House debates

Monday, 26 November 2012

Motions

Queensland Recreational Fishing Programs

11:25 am

Photo of George ChristensenGeorge Christensen (Dawson, National Party) Share this | Hansard source

I am very surprised that this motion has even been raised in this place, because what we have here is a Labor government criticising a state government for cleaning up Labor's mess in Queensland. The colossal amount of Labor wastes in the resource-rich state of Queensland managed to send the state broke in the middle of the biggest mining boom that the state has ever seen. Such was Labor's track record for economic stupidity, so sick were taxpayers of seeing their tax dollars wasted, they delivered the most crushing electoral defeat on record for Labor. The reality for us Queenslanders is this: every day that we collectively get out of our beds we have to find $12 million just to pay the interest on the debt legacy that Labor left Queensland. That is $12 million a day, $84 million a week, over $360 million a month and over $1 billion a quarter, just in interest on Labor's debt. To put it in simple terms, in a bit over three days in Queensland the money we spend on interest alone—not paying off debt, just the interest on Labor's debt—could have been used to build a new school, maybe in Gracemere near the Capricornia electorate, or certainly in the member for Flynn's electorate.

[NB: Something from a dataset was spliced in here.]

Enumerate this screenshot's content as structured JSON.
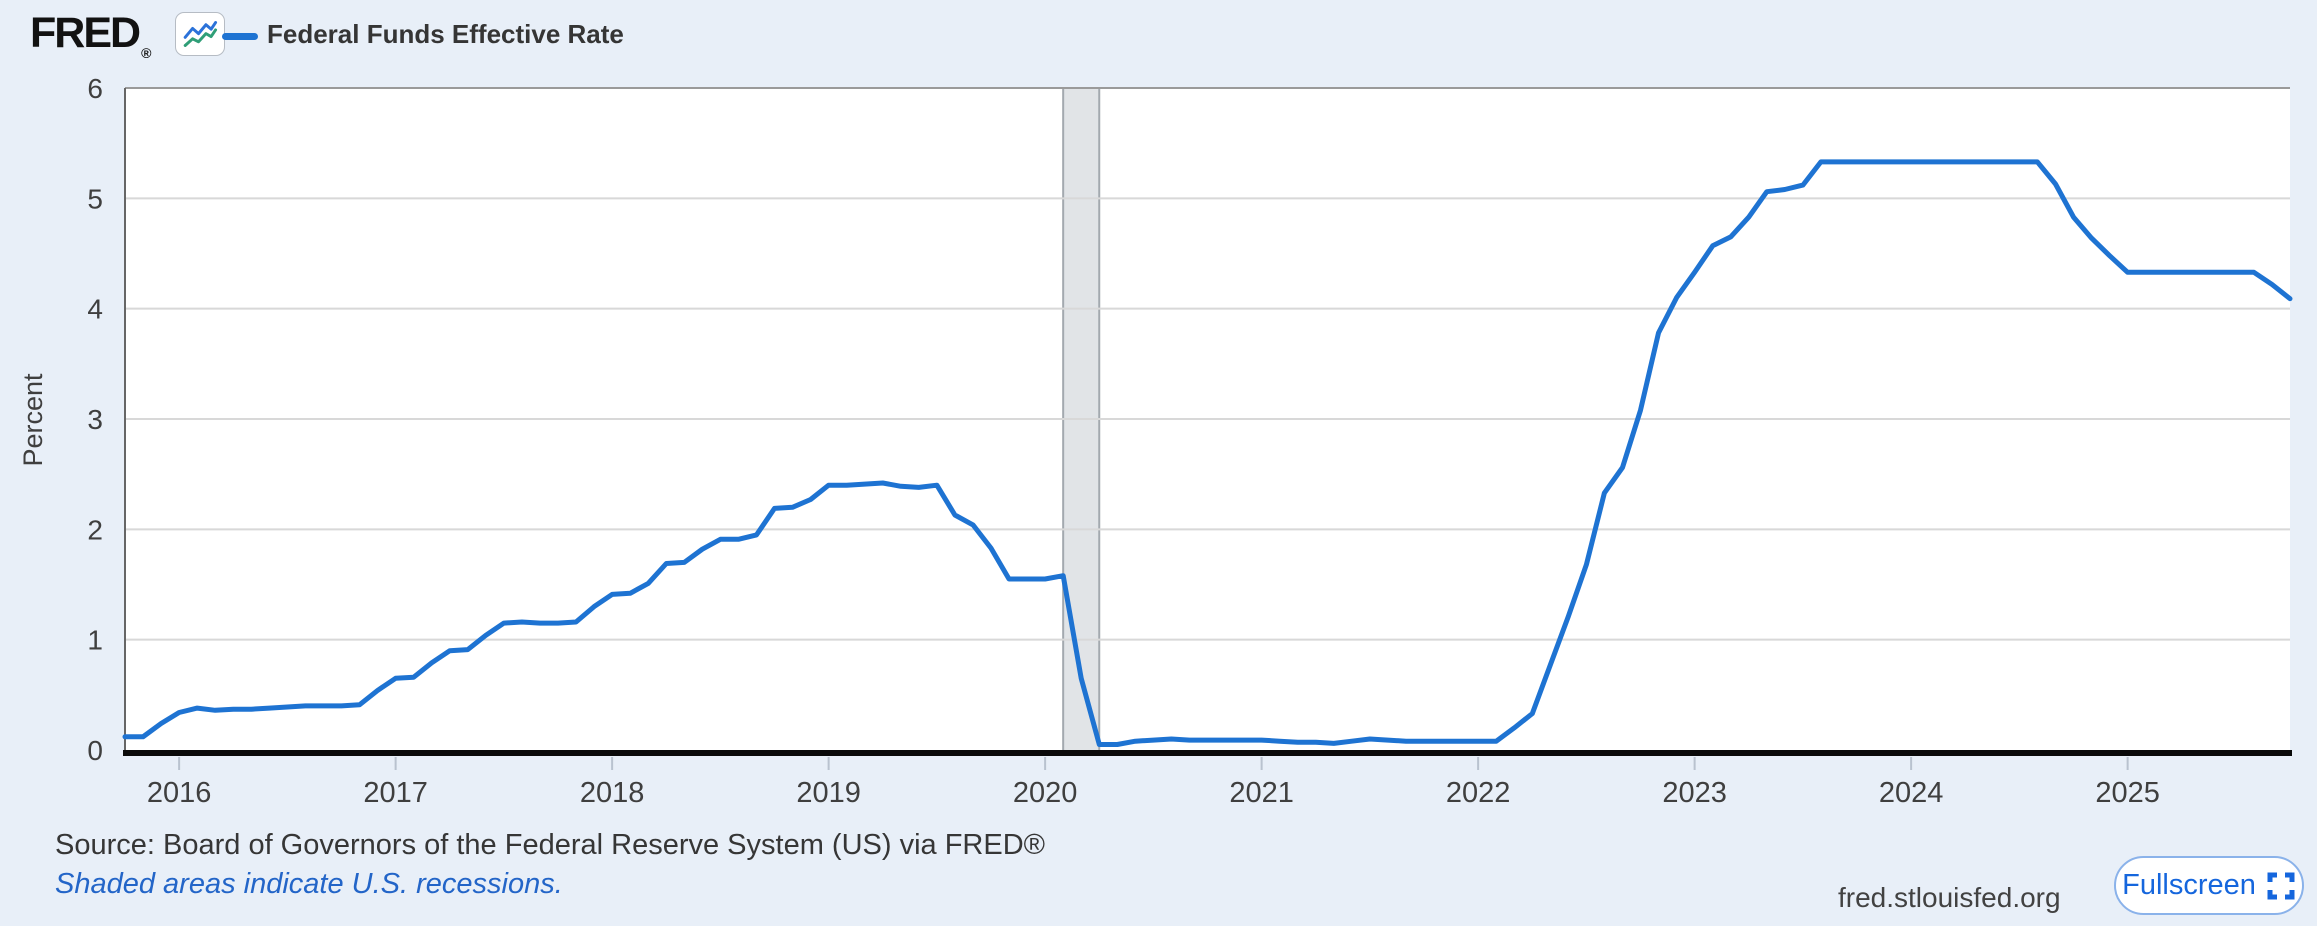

Every five weeks we spend enough money on interest for Labor's debt to build a new state-of-the-art regional hospital—perhaps it could have been used to build a new Rockhampton regional hospital. In six weeks the money spent on paying interest on Labor's debt could have paid for a complete upgrade of the Peak Downs Highway in the Capricornia electorate. If you wonder why spending on non-essential needs should be cut, then you have to look no further than the Australian Labor Party.

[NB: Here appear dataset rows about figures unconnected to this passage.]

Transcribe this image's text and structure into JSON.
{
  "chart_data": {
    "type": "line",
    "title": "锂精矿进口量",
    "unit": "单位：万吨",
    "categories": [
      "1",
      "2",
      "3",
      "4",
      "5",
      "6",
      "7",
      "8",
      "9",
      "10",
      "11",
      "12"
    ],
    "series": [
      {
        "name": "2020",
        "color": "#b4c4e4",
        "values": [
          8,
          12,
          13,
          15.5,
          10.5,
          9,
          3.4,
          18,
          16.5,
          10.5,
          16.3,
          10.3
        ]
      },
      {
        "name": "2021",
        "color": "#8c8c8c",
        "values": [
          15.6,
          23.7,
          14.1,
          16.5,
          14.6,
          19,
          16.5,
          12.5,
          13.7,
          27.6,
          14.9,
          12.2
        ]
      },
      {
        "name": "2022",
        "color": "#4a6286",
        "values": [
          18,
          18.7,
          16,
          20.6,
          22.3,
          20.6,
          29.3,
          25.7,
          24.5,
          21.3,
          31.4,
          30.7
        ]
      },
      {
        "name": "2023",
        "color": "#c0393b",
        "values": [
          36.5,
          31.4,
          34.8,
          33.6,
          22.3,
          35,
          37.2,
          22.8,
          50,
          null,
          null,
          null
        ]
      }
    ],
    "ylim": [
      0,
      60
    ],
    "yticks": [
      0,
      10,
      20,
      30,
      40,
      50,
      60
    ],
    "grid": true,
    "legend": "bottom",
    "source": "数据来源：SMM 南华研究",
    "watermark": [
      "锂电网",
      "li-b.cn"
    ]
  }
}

Here we have this Labor government, having posted the four biggest budget deficits in history, lecturing the Queensland government about how to spend money. What is worse is that Labor would have us believe through this motion that they are somehow the fisherman's friend. What a joke! It is like Wile E. Coyote asking the Road Runner out for a date. They have the hide to come in here and pretend to be the friend of the fishermen and try to shift the focus from their own ineptitude. The sheer hypocrisy of it coming from the same government that cut funding to RecFish, the peak body representing recreational fishers in this nation, on the ground that the organisation might disagree with them. And Labor are criticising the Queensland government for doing exactly the same thing. What debt did Labor have to pay off to cut the funding to RecFish, the national recreational fishing body? This Labor government is now wasting $100 million of taxpayer funds to shut down commercial fishing and give zero compensation to recreational fishing throughout all of the marine park closures around Australia.

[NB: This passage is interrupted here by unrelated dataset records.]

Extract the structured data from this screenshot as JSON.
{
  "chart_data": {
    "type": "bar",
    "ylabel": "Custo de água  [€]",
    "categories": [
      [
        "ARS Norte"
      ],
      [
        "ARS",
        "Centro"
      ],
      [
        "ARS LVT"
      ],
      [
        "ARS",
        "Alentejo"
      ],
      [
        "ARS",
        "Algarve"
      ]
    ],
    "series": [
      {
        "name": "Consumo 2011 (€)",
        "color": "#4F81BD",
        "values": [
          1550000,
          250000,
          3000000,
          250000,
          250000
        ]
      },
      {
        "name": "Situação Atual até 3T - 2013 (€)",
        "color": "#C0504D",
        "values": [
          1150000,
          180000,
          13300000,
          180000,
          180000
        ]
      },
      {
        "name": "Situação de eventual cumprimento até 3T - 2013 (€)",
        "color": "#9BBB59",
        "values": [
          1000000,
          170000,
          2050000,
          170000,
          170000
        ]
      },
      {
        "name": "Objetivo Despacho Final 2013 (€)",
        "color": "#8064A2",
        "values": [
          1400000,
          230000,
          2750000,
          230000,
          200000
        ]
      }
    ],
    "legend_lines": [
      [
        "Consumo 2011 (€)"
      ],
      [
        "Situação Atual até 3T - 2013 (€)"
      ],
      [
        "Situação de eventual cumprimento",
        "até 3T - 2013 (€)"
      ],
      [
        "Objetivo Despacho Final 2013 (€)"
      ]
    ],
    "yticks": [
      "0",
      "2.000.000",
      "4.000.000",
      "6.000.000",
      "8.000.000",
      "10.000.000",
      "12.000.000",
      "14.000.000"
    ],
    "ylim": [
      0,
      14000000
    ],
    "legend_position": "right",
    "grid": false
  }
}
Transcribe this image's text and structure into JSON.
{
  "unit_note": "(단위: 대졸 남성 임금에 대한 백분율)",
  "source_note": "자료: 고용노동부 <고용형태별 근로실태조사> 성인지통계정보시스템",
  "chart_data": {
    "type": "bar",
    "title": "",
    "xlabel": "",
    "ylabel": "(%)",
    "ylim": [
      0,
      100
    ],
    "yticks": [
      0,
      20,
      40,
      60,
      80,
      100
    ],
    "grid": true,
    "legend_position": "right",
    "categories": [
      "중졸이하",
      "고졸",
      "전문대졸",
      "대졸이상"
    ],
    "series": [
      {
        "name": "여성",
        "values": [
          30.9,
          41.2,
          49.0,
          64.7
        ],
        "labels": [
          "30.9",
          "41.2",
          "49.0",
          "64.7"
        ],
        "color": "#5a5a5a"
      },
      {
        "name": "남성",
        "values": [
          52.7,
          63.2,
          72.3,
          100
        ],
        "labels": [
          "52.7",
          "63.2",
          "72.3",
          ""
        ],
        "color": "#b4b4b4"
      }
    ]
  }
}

This Labor government encouraged a super trawler to come to Australia, and then when the political heat came on it rewrote the law to give the environment minister the power to ban it, Then the government also gave him the power to shut down any new fishing activity in Commonwealth waters. These are all purely political motivations that are stopping criticism from key stakeholders and pandering to the Greens. Why is it that the Greens, who have but one representative in this House, are driving all the policy decisions? Is it because the Labor Party has no idea what to do? When your only skill is to waste money you need direction from somewhere, I suppose, but instead of talking with stakeholders the Labor Party takes its directions from a fringe party whose aim is to shut down every industry in Australia and set civilisation back 1,000 years.

Labor and the Greens are not the fisherman's friend. Labor and the Greens have no understanding about recreational fishing. Firmly wedged in their inner-city, latte-sipping suburbs, they think that seafood comes from restaurant kitchens and, maybe, the supermarket. They would not know a potato cod from a potato. For the benefit of those members opposite, I seek leave to table documents on the potato cod and the potato that show the difference.